More significantly, Philadelphia took on an eight-figure salary commitment for next season with JaVale McGee on the books for $12MM in 2015/16, and no buyout deal on the way. Isaiah Canaan, the other player the Sixers traded for, has a partial guarantee of nearly $758K. Philadelphia parted with Michael Carter-Williams‘ rookie scale salary of close to $2.4MM for next season, bringing the total addition to next year’s payroll to $10,358,780. That means the Sixers have more than $53MM committed against a projected $68MM salary cap, and with as many as four first-round picks, Philadelphia won’t have tons of cap space like it did this year, when Hinkie used it to take on unwanted salary from other teams at the cost of draft picks and other future-focused assets.
New York Knicks
The Knicks had to use one of their existing trade exceptions to make their deal with the Rockets work, since Alexey Shved‘s salary exceeds the 125% plus $100K of Pablo Prigioni‘s that New York, as a taxpaying team, would otherwise be allowed to take in. The assumption here is that team president Phil Jackson and company took Shved into the $3,637,073 exception leftover from their offloading of Raymond Felton to the Mavs this past summer, rather than their $5,982,375 J.R. Smith trade exception. Going that route would virtually wipe out the Felton exception but allow the Knicks to retain the full value of their Smith exception, which is larger and expires later. However, it’s still uncertain just what direction New York went.
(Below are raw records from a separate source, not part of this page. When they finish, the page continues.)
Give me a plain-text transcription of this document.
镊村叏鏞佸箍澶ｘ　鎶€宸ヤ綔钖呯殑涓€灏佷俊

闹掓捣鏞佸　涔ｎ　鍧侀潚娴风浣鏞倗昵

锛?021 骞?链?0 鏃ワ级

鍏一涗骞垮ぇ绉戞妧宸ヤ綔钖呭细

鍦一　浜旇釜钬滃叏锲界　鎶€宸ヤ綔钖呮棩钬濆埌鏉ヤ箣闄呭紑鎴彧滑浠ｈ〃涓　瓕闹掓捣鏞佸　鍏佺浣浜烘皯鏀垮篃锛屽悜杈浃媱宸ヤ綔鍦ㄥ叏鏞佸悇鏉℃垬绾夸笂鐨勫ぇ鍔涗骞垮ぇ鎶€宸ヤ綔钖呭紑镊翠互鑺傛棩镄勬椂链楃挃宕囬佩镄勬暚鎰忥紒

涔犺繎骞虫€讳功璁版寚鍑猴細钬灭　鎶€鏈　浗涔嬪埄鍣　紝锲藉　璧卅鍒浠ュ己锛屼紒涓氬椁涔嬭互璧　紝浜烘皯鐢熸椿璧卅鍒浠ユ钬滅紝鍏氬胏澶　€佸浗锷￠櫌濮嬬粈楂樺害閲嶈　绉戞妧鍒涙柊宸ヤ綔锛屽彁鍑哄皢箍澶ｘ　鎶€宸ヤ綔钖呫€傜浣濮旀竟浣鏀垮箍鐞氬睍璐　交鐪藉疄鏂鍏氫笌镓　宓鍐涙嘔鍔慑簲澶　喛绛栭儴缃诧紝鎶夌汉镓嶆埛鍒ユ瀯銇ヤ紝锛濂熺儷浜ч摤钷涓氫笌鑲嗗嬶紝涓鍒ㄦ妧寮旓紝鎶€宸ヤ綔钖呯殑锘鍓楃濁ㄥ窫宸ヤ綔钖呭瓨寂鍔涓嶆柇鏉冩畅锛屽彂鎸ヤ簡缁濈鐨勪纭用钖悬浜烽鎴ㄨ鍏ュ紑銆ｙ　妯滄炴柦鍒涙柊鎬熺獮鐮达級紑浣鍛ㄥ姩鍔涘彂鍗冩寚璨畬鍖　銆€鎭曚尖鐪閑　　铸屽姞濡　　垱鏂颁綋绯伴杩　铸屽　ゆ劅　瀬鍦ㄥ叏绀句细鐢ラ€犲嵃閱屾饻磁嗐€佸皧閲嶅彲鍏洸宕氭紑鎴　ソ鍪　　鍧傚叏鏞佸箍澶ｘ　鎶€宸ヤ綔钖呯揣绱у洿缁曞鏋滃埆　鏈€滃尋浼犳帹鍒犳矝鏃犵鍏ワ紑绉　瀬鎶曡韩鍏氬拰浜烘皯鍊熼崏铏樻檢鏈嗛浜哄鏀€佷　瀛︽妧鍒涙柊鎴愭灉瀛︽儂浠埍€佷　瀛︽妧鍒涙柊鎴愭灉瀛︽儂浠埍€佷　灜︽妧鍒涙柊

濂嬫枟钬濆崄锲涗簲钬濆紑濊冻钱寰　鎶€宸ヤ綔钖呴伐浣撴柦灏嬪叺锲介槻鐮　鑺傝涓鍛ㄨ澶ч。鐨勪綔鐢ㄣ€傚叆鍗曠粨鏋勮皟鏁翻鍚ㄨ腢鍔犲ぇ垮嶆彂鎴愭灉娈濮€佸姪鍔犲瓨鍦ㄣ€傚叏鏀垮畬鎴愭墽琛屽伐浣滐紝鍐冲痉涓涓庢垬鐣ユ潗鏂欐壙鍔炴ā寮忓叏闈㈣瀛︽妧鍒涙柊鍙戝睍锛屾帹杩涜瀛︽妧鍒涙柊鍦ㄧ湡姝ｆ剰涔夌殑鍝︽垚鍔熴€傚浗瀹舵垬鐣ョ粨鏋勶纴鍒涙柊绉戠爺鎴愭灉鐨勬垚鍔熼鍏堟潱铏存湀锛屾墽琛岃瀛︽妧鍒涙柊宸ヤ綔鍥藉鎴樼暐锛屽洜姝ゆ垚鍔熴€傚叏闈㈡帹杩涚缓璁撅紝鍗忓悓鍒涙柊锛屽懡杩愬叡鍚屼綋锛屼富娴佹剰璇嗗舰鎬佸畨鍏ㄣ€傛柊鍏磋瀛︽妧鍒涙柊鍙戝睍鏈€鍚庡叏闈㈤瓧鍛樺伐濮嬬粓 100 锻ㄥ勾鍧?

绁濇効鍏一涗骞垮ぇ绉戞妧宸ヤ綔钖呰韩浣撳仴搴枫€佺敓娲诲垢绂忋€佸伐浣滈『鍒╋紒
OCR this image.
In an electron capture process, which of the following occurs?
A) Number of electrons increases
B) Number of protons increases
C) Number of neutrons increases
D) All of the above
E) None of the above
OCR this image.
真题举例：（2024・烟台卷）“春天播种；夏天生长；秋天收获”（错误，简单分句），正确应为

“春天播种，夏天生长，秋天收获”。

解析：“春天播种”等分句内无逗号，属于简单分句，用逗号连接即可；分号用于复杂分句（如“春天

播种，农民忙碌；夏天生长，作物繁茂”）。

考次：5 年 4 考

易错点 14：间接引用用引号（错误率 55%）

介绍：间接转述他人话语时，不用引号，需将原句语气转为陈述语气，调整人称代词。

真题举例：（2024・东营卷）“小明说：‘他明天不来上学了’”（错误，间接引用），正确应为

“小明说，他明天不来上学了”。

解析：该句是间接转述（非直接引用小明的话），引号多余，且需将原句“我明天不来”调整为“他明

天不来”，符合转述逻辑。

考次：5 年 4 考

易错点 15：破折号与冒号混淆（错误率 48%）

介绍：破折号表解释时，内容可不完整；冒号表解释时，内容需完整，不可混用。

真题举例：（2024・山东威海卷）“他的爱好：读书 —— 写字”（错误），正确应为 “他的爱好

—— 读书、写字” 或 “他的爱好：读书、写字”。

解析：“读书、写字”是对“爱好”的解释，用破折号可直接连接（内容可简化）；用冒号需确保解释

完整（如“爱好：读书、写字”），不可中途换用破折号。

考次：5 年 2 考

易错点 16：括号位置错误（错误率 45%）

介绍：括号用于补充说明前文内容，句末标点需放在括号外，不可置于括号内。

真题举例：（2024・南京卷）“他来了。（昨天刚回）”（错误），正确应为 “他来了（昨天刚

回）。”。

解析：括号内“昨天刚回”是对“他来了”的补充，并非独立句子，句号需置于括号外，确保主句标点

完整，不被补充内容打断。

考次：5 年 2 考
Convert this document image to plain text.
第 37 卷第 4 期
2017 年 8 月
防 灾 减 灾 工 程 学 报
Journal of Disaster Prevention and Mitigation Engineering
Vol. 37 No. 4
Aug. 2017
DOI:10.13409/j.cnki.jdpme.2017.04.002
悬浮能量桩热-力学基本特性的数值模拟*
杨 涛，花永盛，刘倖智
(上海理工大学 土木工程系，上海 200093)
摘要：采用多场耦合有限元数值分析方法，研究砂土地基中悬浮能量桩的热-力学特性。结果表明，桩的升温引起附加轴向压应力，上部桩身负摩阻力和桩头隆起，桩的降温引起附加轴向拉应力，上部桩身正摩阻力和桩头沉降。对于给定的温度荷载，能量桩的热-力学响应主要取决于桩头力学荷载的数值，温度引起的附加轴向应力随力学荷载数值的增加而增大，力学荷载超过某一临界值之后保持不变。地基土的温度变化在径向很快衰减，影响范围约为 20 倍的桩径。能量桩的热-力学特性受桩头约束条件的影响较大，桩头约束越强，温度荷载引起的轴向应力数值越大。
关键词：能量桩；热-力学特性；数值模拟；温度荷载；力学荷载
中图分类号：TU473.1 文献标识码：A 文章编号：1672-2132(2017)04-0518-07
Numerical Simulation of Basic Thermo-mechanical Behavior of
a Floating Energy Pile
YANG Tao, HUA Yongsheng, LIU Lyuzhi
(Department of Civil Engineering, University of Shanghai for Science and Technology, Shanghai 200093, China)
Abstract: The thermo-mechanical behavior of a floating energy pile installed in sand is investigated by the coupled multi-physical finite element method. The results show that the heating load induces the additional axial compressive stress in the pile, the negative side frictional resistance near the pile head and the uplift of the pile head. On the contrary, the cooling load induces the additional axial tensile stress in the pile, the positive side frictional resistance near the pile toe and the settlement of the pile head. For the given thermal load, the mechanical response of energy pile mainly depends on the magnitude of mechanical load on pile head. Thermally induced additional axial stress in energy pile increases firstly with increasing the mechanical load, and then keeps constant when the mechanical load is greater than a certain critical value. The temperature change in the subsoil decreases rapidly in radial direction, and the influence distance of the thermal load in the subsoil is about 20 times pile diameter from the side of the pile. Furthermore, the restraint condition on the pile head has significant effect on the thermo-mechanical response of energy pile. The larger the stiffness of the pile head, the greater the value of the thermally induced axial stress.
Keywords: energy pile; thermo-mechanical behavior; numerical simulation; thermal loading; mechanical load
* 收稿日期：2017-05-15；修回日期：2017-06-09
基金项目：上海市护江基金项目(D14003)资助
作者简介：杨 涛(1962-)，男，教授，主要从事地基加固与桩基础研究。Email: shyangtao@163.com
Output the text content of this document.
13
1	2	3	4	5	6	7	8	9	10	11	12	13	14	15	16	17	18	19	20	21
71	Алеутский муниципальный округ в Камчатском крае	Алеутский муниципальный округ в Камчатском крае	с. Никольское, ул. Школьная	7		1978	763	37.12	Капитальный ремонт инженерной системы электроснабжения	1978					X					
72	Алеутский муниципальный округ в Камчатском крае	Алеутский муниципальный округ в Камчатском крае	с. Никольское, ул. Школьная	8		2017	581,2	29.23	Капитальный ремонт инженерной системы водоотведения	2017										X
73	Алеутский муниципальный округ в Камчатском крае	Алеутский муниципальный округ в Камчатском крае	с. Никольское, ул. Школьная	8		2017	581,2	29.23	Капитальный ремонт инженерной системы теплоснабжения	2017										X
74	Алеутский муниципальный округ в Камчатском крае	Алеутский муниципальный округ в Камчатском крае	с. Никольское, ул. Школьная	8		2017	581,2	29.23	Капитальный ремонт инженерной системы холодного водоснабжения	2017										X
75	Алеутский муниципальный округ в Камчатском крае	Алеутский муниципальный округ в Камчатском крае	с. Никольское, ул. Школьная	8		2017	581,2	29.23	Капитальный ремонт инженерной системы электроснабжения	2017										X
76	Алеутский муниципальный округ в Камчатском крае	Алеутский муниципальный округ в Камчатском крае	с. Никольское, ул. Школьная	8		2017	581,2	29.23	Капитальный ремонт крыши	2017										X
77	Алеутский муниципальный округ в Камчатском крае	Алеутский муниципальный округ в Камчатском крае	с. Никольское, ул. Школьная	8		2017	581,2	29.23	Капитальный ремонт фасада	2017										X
There’s a slight savings involved for next season, since Shved is on an expiring contract while Prigioni is due a $290K partial guarantee. However, that savings is muted if Jackson and company envision retaining Shved’s Bird rights, since he has a larger cap hold than Prigioni. The trade adds nearly $2.429MM to New York’s tax burden this season, and while owner James Dolan has never shown any skinflint tendencies, the Knicks could have saved a bundle more than that if they’d shed an amount of raw salary not far removed from the $1,619,096 they took on. Thanks in part to Amar’e Stoudemire‘s forfeiture of $2.5MM, as Pincus shows on the Knicks salary page at Basketball Insiders, New York entered the trade deadline with a team salary for tax purposes of close to $79.694MM, or only about $2.865MM away from going under the tax line. If the Knicks had shed that amount of salary, no Herculean task, they could have avoided paying the repeater rates next season in the event that they once more become taxpayers.
The Basketball Insiders salary pages were used in the creation of this post.